You can agree with cause and effect or not but just because you blew up Cyberdyne didn’t mean that there was not another division of Cyberdyne with data backups (super-computer SkyNet wouldn’t have one base of operations and neither would the corporation that conceived it).
We’ve discussed how the blowing up of Cyberdyne could delay the future (as a device to bring back Michael Biehn’s Kyle Reese) but just exploring the idea doesn’t mean there can’t be other plot avenues or explanations.

Umbrella companies and other SkyNet artefacts, collected through time, have previously been explored in the comics.
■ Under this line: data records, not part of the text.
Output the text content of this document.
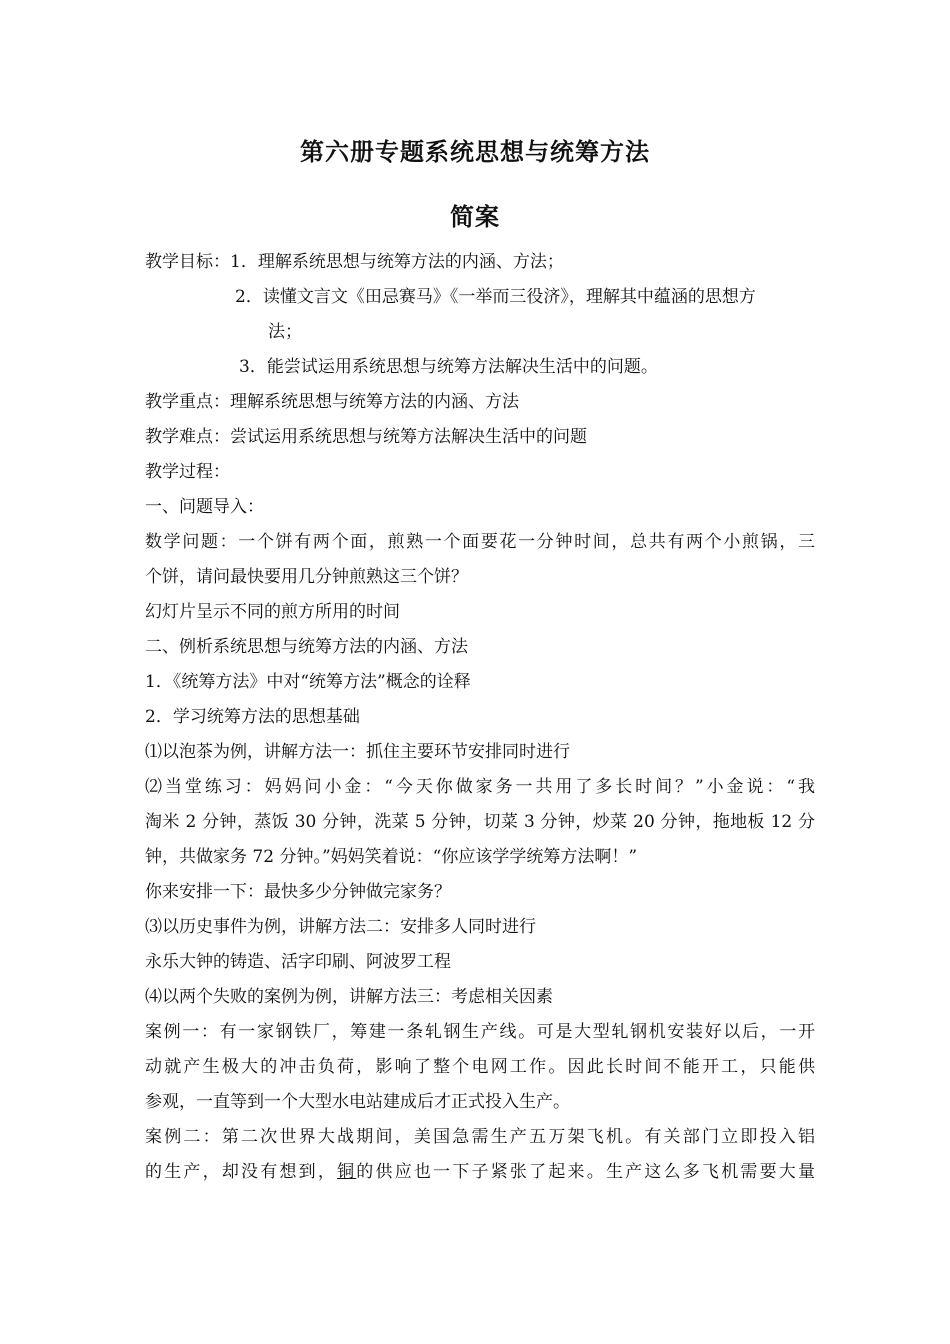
第六册专题系统思想与统筹方法
简案
教学目标：1．理解系统思想与统筹方法的内涵、方法；
2．读懂文言文《田忌赛马》《一举而三役济》，理解其中蕴涵的思想方
法；
3．能尝试运用系统思想与统筹方法解决生活中的问题。
教学重点：理解系统思想与统筹方法的内涵、方法
教学难点：尝试运用系统思想与统筹方法解决生活中的问题
教学过程：
一、问题导入：
数学问题：一个饼有两个面，煎熟一个面要花一分钟时间，总共有两个小煎锅，三
个饼，请问最快要用几分钟煎熟这三个饼？
幻灯片呈示不同的煎方所用的时间
二、例析系统思想与统筹方法的内涵、方法
1．《统筹方法》中对“统筹方法”概念的诠释
2．学习统筹方法的思想基础
⑴以泡茶为例，讲解方法一：抓住主要环节安排同时进行
⑵当堂练习：妈妈问小金：“今天你做家务一共用了多长时间？”小金说：“我
淘米 2 分钟，蒸饭 30 分钟，洗菜 5 分钟，切菜 3 分钟，炒菜 20 分钟，拖地板 12 分
钟，共做家务 72 分钟。”妈妈笑着说：“你应该学学统筹方法啊！”
你来安排一下：最快多少分钟做完家务？
⑶以历史事件为例，讲解方法二：安排多人同时进行
永乐大钟的铸造、活字印刷、阿波罗工程
⑷以两个失败的案例为例，讲解方法三：考虑相关因素
案例一：有一家钢铁厂，筹建一条轧钢生产线。可是大型轧钢机安装好以后，一开
动就产生极大的冲击负荷，影响了整个电网工作。因此长时间不能开工，只能供
参观，一直等到一个大型水电站建成后才正式投入生产。
案例二：第二次世界大战期间，美国急需生产五万架飞机。有关部门立即投入铝
的生产，却没有想到，铜的供应也一下子紧张了起来。生产这么多飞机需要大量
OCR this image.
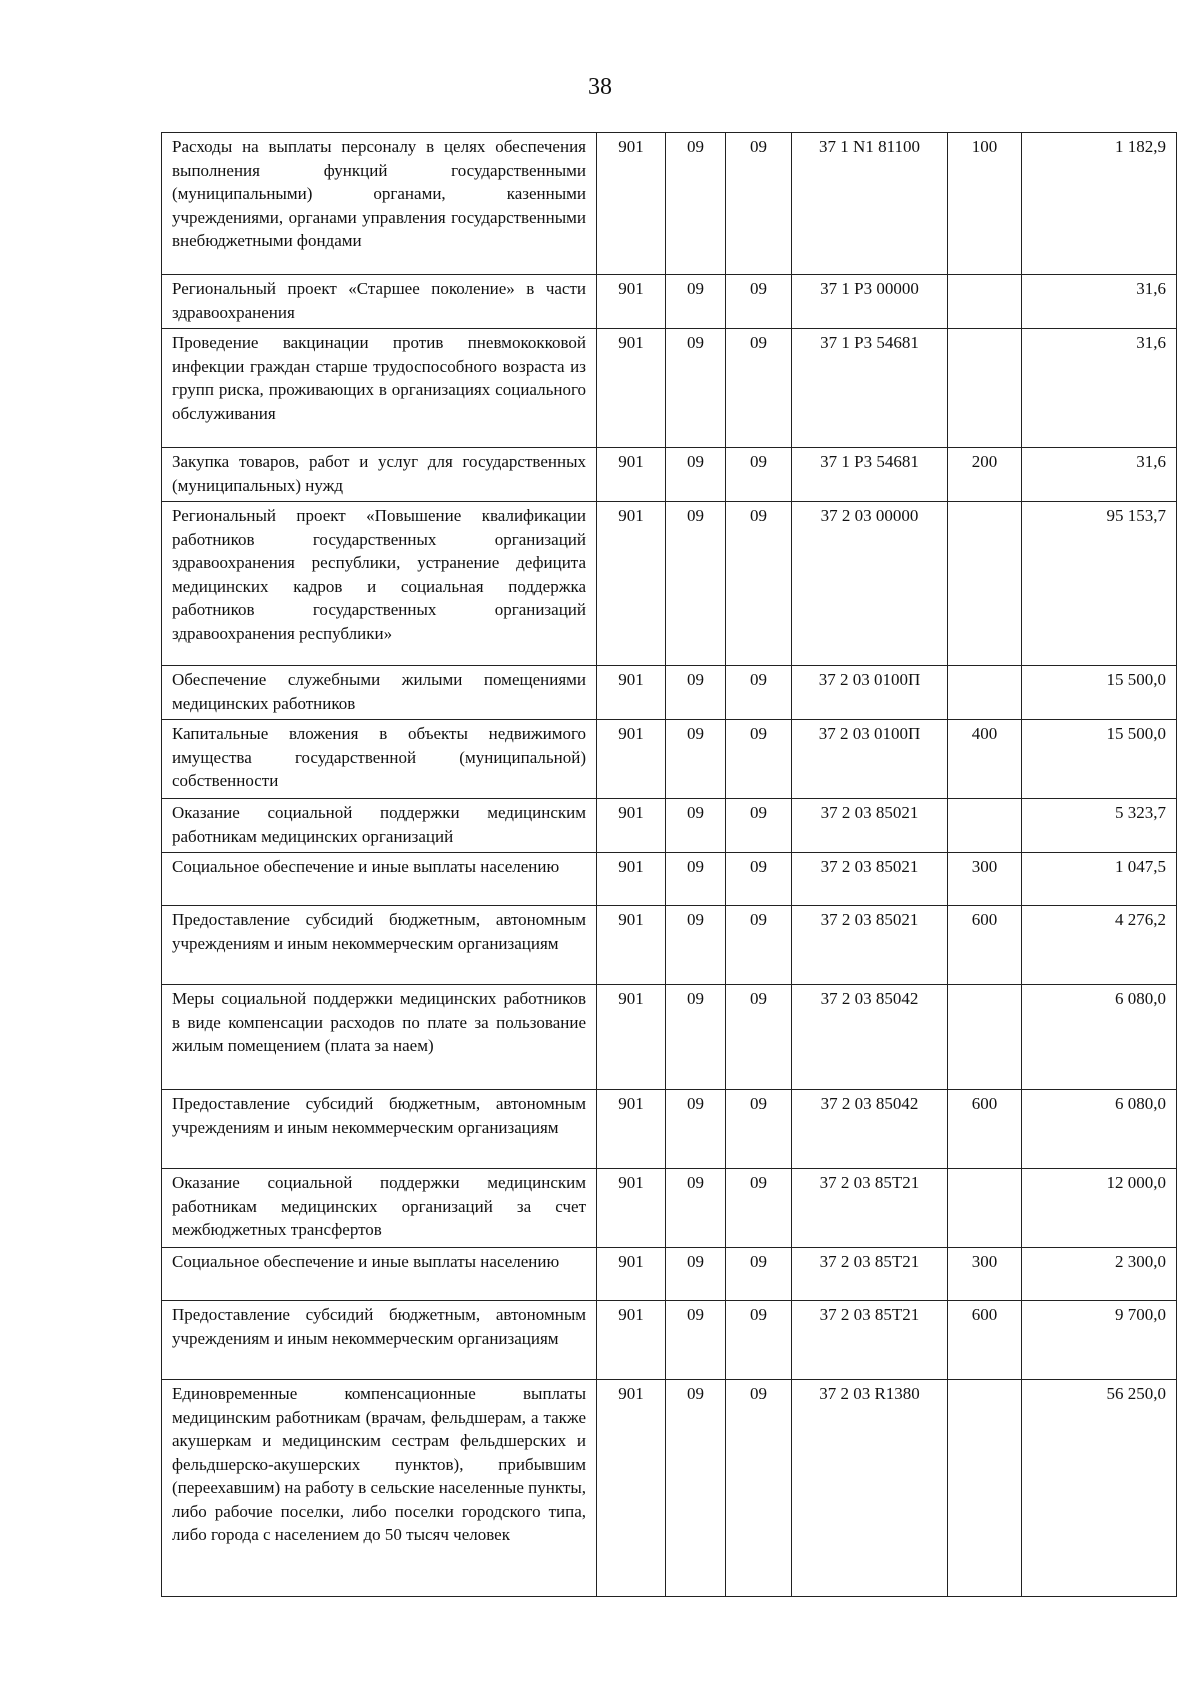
38
Расходы на выплаты персоналу в целях обеспечения выполнения функций государственными (муниципальными) органами, казенными учреждениями, органами управления государственными внебюджетными фондами	901	09	09	37 1 N1 81100	100	1 182,9
Региональный проект «Старшее поколение» в части здравоохранения	901	09	09	37 1 P3 00000		31,6
Проведение вакцинации против пневмококковой инфекции граждан старше трудоспособного возраста из групп риска, проживающих в организациях социального обслуживания	901	09	09	37 1 P3 54681		31,6
Закупка товаров, работ и услуг для государственных (муниципальных) нужд	901	09	09	37 1 P3 54681	200	31,6
Региональный проект «Повышение квалификации работников государственных организаций здравоохранения республики, устранение дефицита медицинских кадров и социальная поддержка работников государственных организаций здравоохранения республики»	901	09	09	37 2 03 00000		95 153,7
Обеспечение служебными жилыми помещениями медицинских работников	901	09	09	37 2 03 0100П		15 500,0
Капитальные вложения в объекты недвижимого имущества государственной (муниципальной) собственности	901	09	09	37 2 03 0100П	400	15 500,0
Оказание социальной поддержки медицинским работникам медицинских организаций	901	09	09	37 2 03 85021		5 323,7
Социальное обеспечение и иные выплаты населению	901	09	09	37 2 03 85021	300	1 047,5
Предоставление субсидий бюджетным, автономным учреждениям и иным некоммерческим организациям	901	09	09	37 2 03 85021	600	4 276,2
Меры социальной поддержки медицинских работников в виде компенсации расходов по плате за пользование жилым помещением (плата за наем)	901	09	09	37 2 03 85042		6 080,0
Предоставление субсидий бюджетным, автономным учреждениям и иным некоммерческим организациям	901	09	09	37 2 03 85042	600	6 080,0
Оказание социальной поддержки медицинским работникам медицинских организаций за счет межбюджетных трансфертов	901	09	09	37 2 03 85Т21		12 000,0
Социальное обеспечение и иные выплаты населению	901	09	09	37 2 03 85Т21	300	2 300,0
Предоставление субсидий бюджетным, автономным учреждениям и иным некоммерческим организациям	901	09	09	37 2 03 85Т21	600	9 700,0
Единовременные компенсационные выплаты медицинским работникам (врачам, фельдшерам, а также акушеркам и медицинским сестрам фельдшерских и фельдшерско-акушерских пунктов), прибывшим (переехавшим) на работу в сельские населенные пункты, либо рабочие поселки, либо поселки городского типа, либо города с населением до 50 тысяч человек	901	09	09	37 2 03 R1380		56 250,0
Gabriel Luna ended the article with the pretty cool story of…

“One day I had them both looking down the sights of long guns aimed at me, and I’m looking at both of them, thinking, ‘Holy fuck, this is a Terminator movie you’re in right now.’ To be part of the continuation of that story that I watched with my jaw on the floor when I was 12 years old is just indescribable.”

Gabriel Luna

This is definitely something to chew on until we get the new trailer/footage (possibly shortly after the initial showing on Thursday the 18th), and it’s very interesting to read what the stars think of their characters, each other and the story.

*The quotes used come from the Den of Geek Special Edition Magazine.

What do you think of the information?